Stonehenge besprüht: Klimaaktivisten freigesprochen
Ein weltberühmtes Wahrzeichen mit Farbe besprühen? Das könnte teuer werden. Doch für drei Klimaaktivisten aus Großbritannien geht es glimpflich aus.
Foto: Foto: Just Stop Oil/PA Media/dpa
dpa | Zwei Klimaaktivisten haben das weltberühmte Steinmonument Stonehenge mit einer orangefarbenen Substanz besprüht – machten sich damit aber nicht der Sachbeschädigung schuldig.

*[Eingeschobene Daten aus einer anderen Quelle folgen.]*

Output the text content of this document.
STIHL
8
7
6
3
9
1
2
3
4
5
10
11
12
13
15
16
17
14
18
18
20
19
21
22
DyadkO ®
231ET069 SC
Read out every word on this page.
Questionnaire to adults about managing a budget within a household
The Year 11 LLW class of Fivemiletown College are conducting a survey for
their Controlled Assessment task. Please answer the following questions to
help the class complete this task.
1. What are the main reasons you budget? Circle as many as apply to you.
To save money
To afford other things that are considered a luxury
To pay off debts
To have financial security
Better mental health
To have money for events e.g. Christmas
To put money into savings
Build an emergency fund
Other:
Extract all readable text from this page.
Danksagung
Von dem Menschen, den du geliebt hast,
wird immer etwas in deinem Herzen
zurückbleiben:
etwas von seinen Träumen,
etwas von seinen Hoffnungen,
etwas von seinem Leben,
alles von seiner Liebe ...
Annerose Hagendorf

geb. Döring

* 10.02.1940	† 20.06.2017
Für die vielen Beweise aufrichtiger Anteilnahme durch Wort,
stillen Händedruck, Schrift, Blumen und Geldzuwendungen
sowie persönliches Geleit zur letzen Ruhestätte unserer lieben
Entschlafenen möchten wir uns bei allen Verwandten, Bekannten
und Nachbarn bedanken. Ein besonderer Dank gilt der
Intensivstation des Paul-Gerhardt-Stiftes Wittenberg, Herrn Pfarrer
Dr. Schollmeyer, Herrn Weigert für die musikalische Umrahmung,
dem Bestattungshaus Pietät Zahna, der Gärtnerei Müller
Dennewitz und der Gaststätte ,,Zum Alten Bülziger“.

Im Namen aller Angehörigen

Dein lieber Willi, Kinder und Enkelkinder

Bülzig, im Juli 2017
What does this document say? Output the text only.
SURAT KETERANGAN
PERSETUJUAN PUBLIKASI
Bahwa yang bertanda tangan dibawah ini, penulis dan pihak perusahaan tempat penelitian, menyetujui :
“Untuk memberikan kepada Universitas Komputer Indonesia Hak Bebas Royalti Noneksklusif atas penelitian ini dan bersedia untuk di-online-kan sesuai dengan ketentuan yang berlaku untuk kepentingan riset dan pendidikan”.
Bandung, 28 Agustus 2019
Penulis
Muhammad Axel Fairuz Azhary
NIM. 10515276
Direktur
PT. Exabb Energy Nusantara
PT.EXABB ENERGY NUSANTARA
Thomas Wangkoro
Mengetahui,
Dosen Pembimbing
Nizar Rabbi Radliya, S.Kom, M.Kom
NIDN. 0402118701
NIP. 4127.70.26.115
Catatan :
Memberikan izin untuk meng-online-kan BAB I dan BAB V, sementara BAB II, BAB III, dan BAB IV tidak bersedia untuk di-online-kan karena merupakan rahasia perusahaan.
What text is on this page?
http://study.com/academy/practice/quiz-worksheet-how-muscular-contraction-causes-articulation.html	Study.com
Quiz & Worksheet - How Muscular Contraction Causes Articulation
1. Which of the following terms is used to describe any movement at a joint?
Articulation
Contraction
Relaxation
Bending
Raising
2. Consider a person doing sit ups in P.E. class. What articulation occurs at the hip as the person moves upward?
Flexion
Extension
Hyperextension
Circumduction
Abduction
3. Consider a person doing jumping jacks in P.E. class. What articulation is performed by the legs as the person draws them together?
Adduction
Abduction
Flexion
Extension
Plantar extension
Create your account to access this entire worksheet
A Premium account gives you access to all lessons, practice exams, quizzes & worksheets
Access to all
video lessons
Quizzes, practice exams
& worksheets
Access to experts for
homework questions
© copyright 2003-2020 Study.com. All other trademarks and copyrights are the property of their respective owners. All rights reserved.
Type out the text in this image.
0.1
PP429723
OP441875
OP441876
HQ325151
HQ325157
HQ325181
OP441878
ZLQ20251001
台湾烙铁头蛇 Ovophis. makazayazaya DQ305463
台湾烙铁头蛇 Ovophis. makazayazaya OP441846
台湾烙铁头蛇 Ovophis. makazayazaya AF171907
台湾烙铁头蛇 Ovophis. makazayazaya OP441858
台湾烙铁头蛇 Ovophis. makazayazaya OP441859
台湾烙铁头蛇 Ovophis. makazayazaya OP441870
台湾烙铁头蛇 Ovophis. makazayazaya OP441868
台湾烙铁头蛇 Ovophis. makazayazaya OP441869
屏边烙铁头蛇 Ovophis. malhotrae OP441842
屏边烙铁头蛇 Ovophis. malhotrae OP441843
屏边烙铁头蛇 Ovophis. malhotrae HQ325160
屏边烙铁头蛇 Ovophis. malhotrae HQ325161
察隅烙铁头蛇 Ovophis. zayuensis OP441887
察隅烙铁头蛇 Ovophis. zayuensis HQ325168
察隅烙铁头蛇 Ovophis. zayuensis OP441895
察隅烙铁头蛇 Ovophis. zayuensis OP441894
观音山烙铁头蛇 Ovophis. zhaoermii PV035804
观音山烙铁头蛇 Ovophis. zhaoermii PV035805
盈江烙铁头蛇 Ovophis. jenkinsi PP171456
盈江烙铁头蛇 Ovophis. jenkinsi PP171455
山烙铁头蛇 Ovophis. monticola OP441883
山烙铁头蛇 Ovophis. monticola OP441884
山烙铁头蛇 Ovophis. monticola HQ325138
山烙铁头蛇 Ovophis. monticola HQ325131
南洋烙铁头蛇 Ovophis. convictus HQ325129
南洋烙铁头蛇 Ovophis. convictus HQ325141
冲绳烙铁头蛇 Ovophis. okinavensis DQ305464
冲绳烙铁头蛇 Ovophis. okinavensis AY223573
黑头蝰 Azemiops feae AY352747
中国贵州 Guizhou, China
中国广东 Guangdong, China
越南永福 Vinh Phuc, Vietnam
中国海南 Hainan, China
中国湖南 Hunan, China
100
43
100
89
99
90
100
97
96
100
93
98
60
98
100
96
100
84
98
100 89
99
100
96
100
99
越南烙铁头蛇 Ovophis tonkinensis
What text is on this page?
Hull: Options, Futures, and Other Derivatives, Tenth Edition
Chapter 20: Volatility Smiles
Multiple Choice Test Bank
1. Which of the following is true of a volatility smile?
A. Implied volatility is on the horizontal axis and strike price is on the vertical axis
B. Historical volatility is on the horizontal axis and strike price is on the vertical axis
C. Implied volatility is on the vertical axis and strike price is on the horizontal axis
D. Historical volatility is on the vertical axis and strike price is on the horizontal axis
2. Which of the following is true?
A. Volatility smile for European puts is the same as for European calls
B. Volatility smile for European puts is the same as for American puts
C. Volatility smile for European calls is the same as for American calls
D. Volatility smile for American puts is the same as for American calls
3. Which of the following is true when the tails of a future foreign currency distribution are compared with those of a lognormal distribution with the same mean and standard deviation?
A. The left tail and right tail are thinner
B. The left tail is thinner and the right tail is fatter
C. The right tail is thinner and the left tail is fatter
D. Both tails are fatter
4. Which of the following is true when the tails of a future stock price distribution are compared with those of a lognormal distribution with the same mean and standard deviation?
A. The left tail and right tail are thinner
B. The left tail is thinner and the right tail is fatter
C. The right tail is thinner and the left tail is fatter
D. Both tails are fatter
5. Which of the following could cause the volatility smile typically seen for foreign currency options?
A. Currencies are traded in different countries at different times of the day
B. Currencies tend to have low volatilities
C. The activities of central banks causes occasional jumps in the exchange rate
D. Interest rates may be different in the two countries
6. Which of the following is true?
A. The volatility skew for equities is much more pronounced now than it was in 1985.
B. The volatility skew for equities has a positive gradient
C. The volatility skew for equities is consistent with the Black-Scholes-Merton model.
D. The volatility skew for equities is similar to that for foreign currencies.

Zu diesem Schluss kam eine Jury in einem in Großbritannien viel beachteten Prozess gegen insgesamt drei Demonstranten. Das Trio wurde zudem vom Vorwurf der Störung der öffentlichen Ordnung freigesprochen.
„In jeder Gesellschaft gibt es Menschen, deren Ansichten wir teilen, und solche, deren Ansichten wir nicht teilen“, sagte Richter Paul Dugdale während seiner rechtlichen Bewertung des Vorfalls aus dem Sommer 2024. Die Angeklagten im Alter von 74, 23 und 36 Jahren gehören zu der Gruppe „Just Stop Oil“ und hatten sich in ihrer Verteidigung auf ihre Menschenrechte zur freien Meinungsäußerung und zum Protest berufen.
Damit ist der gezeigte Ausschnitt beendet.